While the negatives are understandably being focused on right now, the truth is the current situation presents tremendous opportunity. Because the recipe for a better, mutually beneficial relationship with customers is out there. For banks and for everybody else.
And it begins with just a little bit of chocolate.
How we got here
For more than three decades, Australia’s banks have been on an efficiency journey when it comes to interacting with customers. They have migrated from from face-to-face contact, to ATMs, phone-banking and then online banking. Human-centered design has been used along the way to help sharpen and inform that journey, focusing always at the level of the transaction.
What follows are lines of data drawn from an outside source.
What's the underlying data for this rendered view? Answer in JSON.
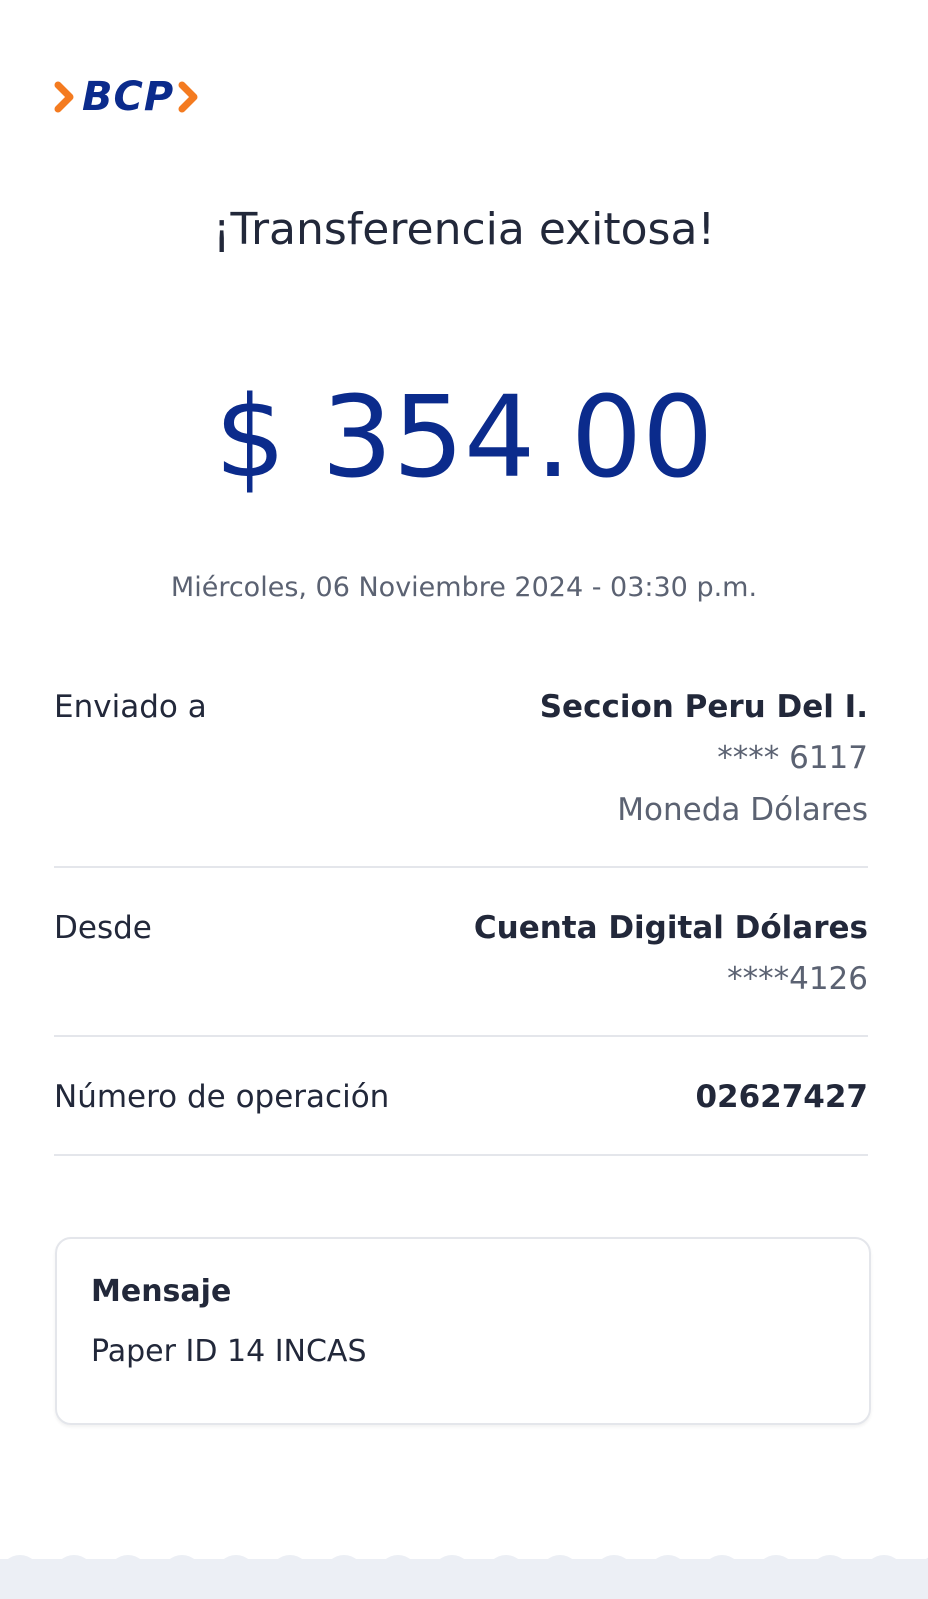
{
  "colors": {
    "brand_blue": "#0b2b8c",
    "brand_orange": "#f47b20",
    "amount_blue": "#0b2b8c",
    "text_dark": "#22283a",
    "text_muted": "#5b6272",
    "divider": "#e4e6eb",
    "footer_bg": "#eceff5"
  },
  "logo": {
    "text": "BCP",
    "left_icon": "chevron-right-orange",
    "right_icon": "chevron-right-orange"
  },
  "header": {
    "title": "¡Transferencia exitosa!"
  },
  "transfer": {
    "amount": "$ 354.00",
    "datetime": "Miércoles, 06 Noviembre 2024 - 03:30 p.m."
  },
  "details": {
    "sent_to": {
      "label": "Enviado a",
      "name": "Seccion Peru Del I.",
      "account": "**** 6117",
      "currency": "Moneda Dólares"
    },
    "from": {
      "label": "Desde",
      "account_name": "Cuenta Digital Dólares",
      "account": "****4126"
    },
    "operation": {
      "label": "Número de operación",
      "number": "02627427"
    }
  },
  "message": {
    "title": "Mensaje",
    "text": "Paper ID 14 INCAS"
  }
}
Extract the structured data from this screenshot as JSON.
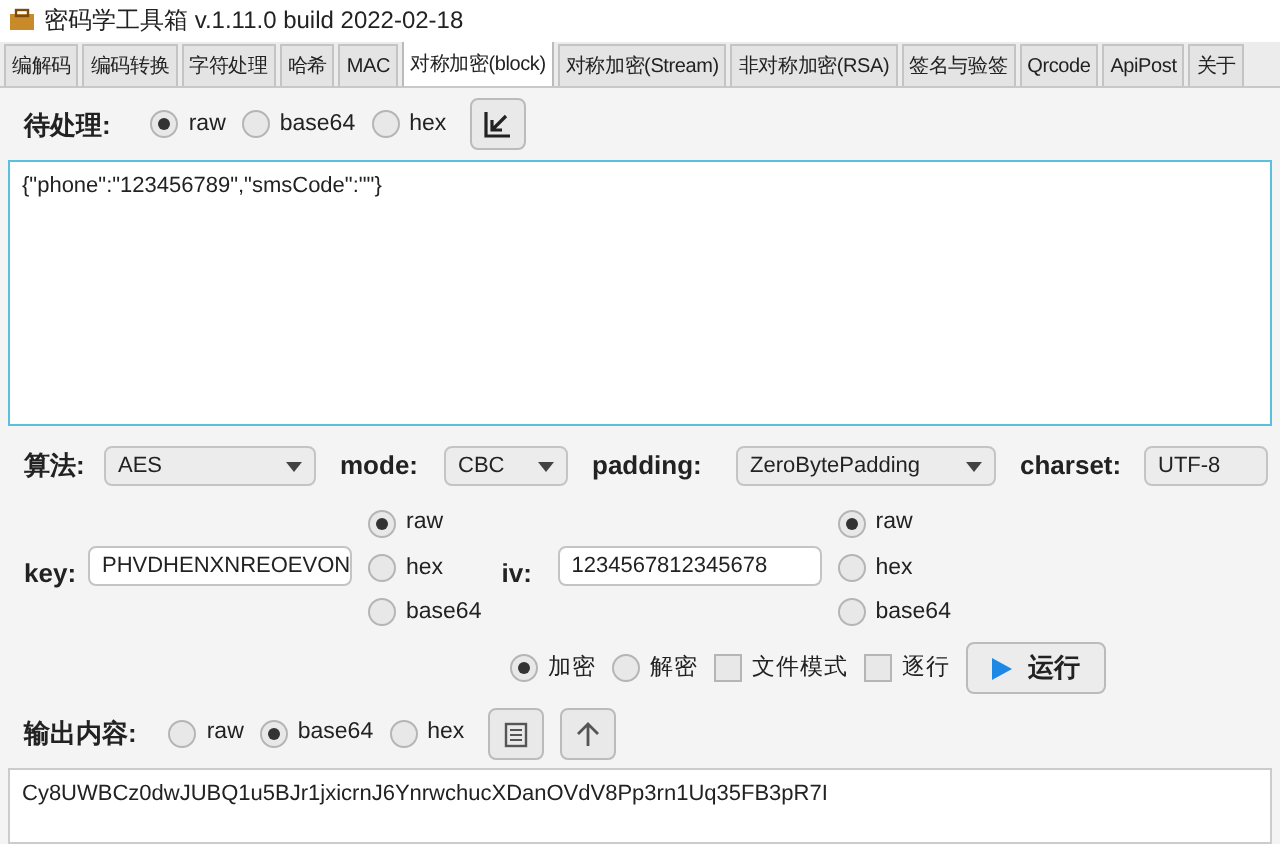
{
  "window": {
    "title": "密码学工具箱 v.1.11.0 build 2022-02-18"
  },
  "tabs": [
    {
      "label": "编解码",
      "selected": false
    },
    {
      "label": "编码转换",
      "selected": false
    },
    {
      "label": "字符处理",
      "selected": false
    },
    {
      "label": "哈希",
      "selected": false
    },
    {
      "label": "MAC",
      "selected": false
    },
    {
      "label": "对称加密(block)",
      "selected": true
    },
    {
      "label": "对称加密(Stream)",
      "selected": false
    },
    {
      "label": "非对称加密(RSA)",
      "selected": false
    },
    {
      "label": "签名与验签",
      "selected": false
    },
    {
      "label": "Qrcode",
      "selected": false
    },
    {
      "label": "ApiPost",
      "selected": false
    },
    {
      "label": "关于",
      "selected": false
    }
  ],
  "input": {
    "label": "待处理:",
    "formats": [
      {
        "label": "raw",
        "selected": true
      },
      {
        "label": "base64",
        "selected": false
      },
      {
        "label": "hex",
        "selected": false
      }
    ],
    "value": "{\"phone\":\"123456789\",\"smsCode\":\"\"}"
  },
  "settings": [
    {
      "label": "算法:",
      "value": "AES"
    },
    {
      "label": "mode:",
      "value": "CBC"
    },
    {
      "label": "padding:",
      "value": "ZeroBytePadding"
    },
    {
      "label": "charset:",
      "value": "UTF-8"
    }
  ],
  "key": {
    "label": "key:",
    "value": "PHVDHENXNREOEVON",
    "formats": [
      {
        "label": "raw",
        "selected": true
      },
      {
        "label": "hex",
        "selected": false
      },
      {
        "label": "base64",
        "selected": false
      }
    ]
  },
  "iv": {
    "label": "iv:",
    "value": "1234567812345678",
    "formats": [
      {
        "label": "raw",
        "selected": true
      },
      {
        "label": "hex",
        "selected": false
      },
      {
        "label": "base64",
        "selected": false
      }
    ]
  },
  "actions": {
    "modes": [
      {
        "label": "加密",
        "selected": true
      },
      {
        "label": "解密",
        "selected": false
      }
    ],
    "options": [
      {
        "label": "文件模式",
        "checked": false
      },
      {
        "label": "逐行",
        "checked": false
      }
    ],
    "run_button": "运行"
  },
  "output": {
    "label": "输出内容:",
    "formats": [
      {
        "label": "raw",
        "selected": false
      },
      {
        "label": "base64",
        "selected": true
      },
      {
        "label": "hex",
        "selected": false
      }
    ],
    "value": "Cy8UWBCz0dwJUBQ1u5BJr1jxicrnJ6YnrwchucXDanOVdV8Pp3rn1Uq35FB3pR7I"
  }
}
A clearer form to fill in. A less frustrating call-centre experience. A more user-friendly website. These have been the focus. Success has been measured by “customer satisfaction scores”. And for some banks who are now in troubled waters these scores were consistently high.
There is nothing wrong with any of these goals but on their own they can never be enough. Australia’s financial institutions can take an important step forward if they begin to shift their thinking from the level of the transaction to concentrate on the whole customer and their long-term interests.
Read the APRA report into dealings at the Commonwealth Bank and the schism is laid bare.
“Notwithstanding the customer focus enshrined in CBA’s Vision and Values, and its industry-leading customer satisfaction scores, the customer voice (in particular, customer complaints) did not always ring loudly in decision-making forums and product design,” the report finds.
The customer voice. More on that later.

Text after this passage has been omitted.